Друзья постарше были в армии, у ровесников свои дела, и посвящать в них меня они не спешили – я стал чужим. Владимир Кузьмич, как мне сказали, в полном здравии и уме, постарел только сильно. Из деревни теперь редко отлучается и чаще по вечерам сидит у околицы.

Где-то через неделю я увидел его. С каким нетерпением я ждал этой встречи! Владимир Кузьмич сидел под дубом один, в том же картузе, новой рубахе, с палочкой в руках. Постарел он действительно сильно. Я поздоровался.

– Володя! – обрадовался он. – Здравствуй.

Раньше он никогда меня не звал по имени. Впрочем, раньше он меня никак не называл.

– Дай-ка я посмотрю на тебя. Вот ты какой стал… Возмужал! Да садись, садись!

Мы разговорились: больше о здоровье, о родных и знакомых.

– А помнишь, Володя, про барина я тебе рассказывал? Вышку?

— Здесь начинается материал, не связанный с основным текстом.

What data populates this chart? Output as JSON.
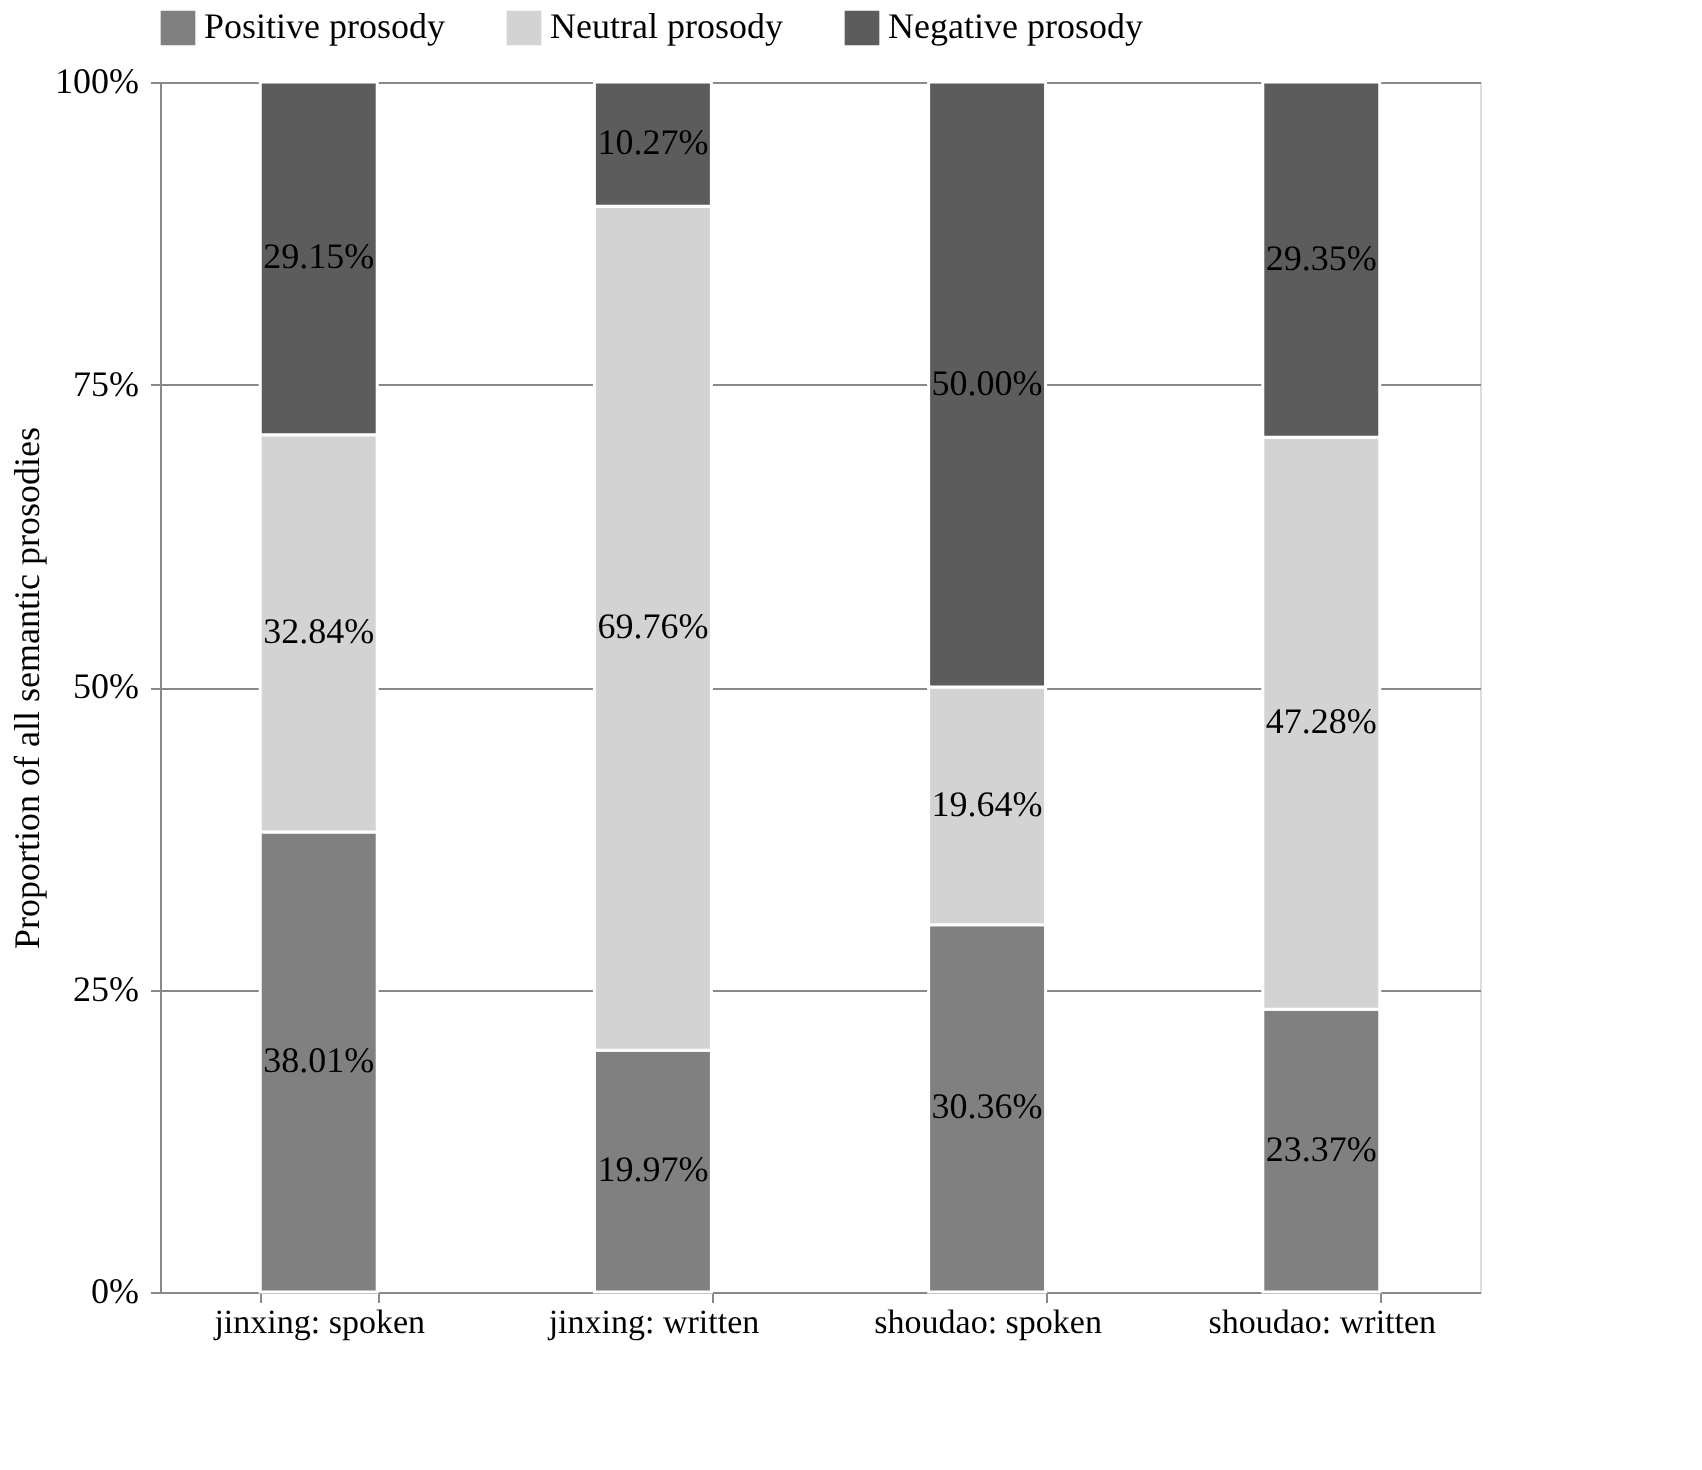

– Как можно? Всё помню! Всё!

– Ну и хорошо… Холодать уже стало. Пойду я, пожалуй, а ты посиди, посиди, здесь хорошо…

Старик встал и медленно пошёл домой. Я его не видел ещё дня два, а на третий встретились мы у его дома.

– Володя, что же ты не заходишь ко мне? Ты ведь у меня никогда и не был! Заходи!

Через узкое крыльцо мы прошли в избу – довольно просторные тёмные сени, посередине длинный стол, на нём вёдра с водой, за ним топчан, на стене полка с инструментами, над ней старинная лучковая пила, сбоку дверь, закрытая на засов. «Должно быть, эта дверь в пристроенный сарай», – мельком отметил я. Другая дверь, обитая войлоком, вела в жилую часть дома. Хозяин с заметным усилием распахнул её, и я оказался в комнате с отгороженной кухонькой, большой русской печью, рядом с которой была совсем маленькая, с конфорками. У окна массивный стол, с одной его стороны обшарпанный резной стул с остатками некогда зеленой кожи, с другой – сундук, покрытый лоскутным одеялом, перед столом большая лавка. На тёсаной, казалось, полированной, стене – ходики, зеркало, численник и фотографии. Под ними кушетка с заправленной постелью. Ещё дверь, запертая на кованый крючок, но, куда вела она, не знаю.

– Это мои родители. А это тётка. Первые фотокарточки в деревне! Эти, правда, уже после войны племянник сделал из прежних попорченных. Те небольшие были. Отец крупные портреты любил! Тут братья и сестра. Царствие им небесное! Ну, это я в партизанах с командиром нашим: благодарность выносит. А тут… тебе неинтересно будет. Да ты садись, садись сюда, на стул. А я по привычке на сундуке посижу. Самовар сейчас будет!

За чаем мы опять вспоминали родственников и знакомых, затем ещё раз рассматривали фотографии, теперь уже внимательно, и снова сели за стол.

– Что же, Володя, ты про барина не спрашиваешь?

– Неловко как-то.

– А знаешь, я ведь Леманна-младшего, ну, брата барина, хоронил. Под чужим именем, правда, да господь разберёт…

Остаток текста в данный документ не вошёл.